Sûr et certain que si j’avais eu dix ans, à l’écouter, j’aurais voulu devenir plus tard moi aussi procureur. Car pour le coup le métier d’avocat m’aurait semblé bien pourri ! Procureur, je me serais renseigné, combien d’années après le bac ?… S’il fallait passer par là tant pis ! Pour rendre la justice au faible sans trop avoir à jouer à Robin des Bois ! C’est que vos aptitudes physiques vous font parfois comprendre rapidement qu’il vaut mieux abandonner les rêves contenant trop de testostérone !

Une belle affaire quand même. Rien à voir avec le tribunal des flagrants délits, ces petites frappes stupides, les alcooliques au volant, la France des sans-dents piquant des râteliers aux bourgeois. Les affaires de la gentry, c’est tout de même autre chose, parées de belles lettres, de grandes envolées ! Ce qui vous fait chaud au cœur, en ces temps de déchéance d’orthographe et de grammaire. Ca serait bien rare que pour mon compte, je n’ai pas moi-même laissé quelques petites fautes, comme les cailloux du « petit Poucet », pour retrouver mon chemin. Enfin, il y a faute et faute, comme on dit. Les intentionnelles vous causeront forcément une réprimande. On apprend ça tout petit, normalement !
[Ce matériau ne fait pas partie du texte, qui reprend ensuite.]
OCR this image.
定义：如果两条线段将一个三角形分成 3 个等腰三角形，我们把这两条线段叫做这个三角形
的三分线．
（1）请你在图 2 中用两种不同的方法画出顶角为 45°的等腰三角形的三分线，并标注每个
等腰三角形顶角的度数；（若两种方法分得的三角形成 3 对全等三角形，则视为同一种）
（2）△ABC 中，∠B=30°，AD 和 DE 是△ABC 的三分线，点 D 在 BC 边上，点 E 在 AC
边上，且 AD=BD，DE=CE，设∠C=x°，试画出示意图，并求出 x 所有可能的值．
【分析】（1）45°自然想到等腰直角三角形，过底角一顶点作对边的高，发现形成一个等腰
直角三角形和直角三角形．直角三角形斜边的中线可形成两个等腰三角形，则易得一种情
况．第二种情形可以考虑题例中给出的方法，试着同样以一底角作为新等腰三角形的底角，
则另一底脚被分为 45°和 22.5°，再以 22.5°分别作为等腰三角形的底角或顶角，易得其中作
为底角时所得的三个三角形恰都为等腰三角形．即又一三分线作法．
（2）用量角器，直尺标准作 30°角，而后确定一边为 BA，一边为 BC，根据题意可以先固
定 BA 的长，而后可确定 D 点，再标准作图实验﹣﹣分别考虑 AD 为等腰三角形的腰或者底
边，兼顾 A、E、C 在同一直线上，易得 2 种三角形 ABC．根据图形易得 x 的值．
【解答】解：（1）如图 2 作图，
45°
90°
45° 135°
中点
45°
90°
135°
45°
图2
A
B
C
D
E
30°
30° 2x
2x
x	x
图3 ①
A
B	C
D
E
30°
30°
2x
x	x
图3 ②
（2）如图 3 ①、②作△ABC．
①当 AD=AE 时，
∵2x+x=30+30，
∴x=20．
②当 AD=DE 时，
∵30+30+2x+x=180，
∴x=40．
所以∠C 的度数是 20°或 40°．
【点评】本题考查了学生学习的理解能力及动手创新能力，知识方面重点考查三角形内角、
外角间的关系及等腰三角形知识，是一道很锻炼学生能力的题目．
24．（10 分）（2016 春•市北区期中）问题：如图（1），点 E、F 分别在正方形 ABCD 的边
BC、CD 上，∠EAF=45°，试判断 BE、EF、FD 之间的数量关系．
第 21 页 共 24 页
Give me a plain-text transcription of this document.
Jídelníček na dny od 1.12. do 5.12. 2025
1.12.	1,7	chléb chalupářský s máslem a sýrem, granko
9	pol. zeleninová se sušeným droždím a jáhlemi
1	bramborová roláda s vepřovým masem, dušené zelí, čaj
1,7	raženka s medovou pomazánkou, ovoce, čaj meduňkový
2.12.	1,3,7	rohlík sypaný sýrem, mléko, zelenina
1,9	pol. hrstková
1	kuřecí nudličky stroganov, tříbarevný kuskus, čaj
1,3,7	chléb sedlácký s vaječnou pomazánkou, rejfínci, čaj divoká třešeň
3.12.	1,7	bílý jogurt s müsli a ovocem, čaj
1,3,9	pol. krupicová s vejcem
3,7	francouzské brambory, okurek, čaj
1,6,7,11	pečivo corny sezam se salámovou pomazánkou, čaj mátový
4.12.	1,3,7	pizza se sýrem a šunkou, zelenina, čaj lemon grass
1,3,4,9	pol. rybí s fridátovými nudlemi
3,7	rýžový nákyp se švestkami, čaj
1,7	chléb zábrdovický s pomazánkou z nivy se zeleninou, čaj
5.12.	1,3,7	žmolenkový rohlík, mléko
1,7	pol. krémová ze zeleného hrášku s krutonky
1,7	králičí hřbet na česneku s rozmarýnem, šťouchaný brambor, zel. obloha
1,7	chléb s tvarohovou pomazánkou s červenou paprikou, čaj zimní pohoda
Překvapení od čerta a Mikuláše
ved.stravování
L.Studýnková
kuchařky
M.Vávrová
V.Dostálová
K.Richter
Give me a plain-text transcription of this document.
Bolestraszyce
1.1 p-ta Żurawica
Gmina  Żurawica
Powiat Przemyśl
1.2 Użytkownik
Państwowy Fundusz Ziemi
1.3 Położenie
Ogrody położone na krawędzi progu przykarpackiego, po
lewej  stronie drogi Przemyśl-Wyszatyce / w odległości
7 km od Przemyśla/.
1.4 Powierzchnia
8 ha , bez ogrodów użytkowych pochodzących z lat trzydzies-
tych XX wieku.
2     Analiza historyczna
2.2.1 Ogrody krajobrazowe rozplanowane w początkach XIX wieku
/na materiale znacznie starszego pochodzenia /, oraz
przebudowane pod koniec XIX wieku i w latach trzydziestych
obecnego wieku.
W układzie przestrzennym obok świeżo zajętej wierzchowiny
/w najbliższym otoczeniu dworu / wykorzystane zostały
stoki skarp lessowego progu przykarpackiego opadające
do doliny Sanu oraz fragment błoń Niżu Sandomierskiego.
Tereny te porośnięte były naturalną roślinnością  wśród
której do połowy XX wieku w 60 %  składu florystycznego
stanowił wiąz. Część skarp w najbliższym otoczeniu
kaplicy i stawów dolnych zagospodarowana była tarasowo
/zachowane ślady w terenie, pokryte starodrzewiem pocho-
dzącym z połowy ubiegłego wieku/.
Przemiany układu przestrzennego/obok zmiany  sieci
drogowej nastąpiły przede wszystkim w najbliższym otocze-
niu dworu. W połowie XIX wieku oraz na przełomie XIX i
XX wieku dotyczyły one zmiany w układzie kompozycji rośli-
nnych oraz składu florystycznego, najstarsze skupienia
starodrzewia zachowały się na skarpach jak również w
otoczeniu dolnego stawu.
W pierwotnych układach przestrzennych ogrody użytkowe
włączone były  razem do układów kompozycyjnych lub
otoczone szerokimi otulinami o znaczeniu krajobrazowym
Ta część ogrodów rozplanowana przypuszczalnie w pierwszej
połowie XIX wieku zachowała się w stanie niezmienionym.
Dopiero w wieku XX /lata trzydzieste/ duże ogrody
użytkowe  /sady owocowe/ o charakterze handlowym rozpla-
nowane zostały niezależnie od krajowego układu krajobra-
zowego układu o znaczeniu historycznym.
 Entre eux, les gamins ont de toute façon un code de l’honneur. Enfin de mon temps, ils en existait encore un ! Un héritage peut être des siècles de chevalerie, où l’on préférait se faire tailler en pièces plutôt que d’adjurer sa foi. Ca ne serait pas venu à l’idée d’un combattant de ne pas se porter prisonnier après la bataille à son vainqueur.

Question d’honneur, question de principe ! « Croix de bois, croix de fer, crache trois fois par terre ! »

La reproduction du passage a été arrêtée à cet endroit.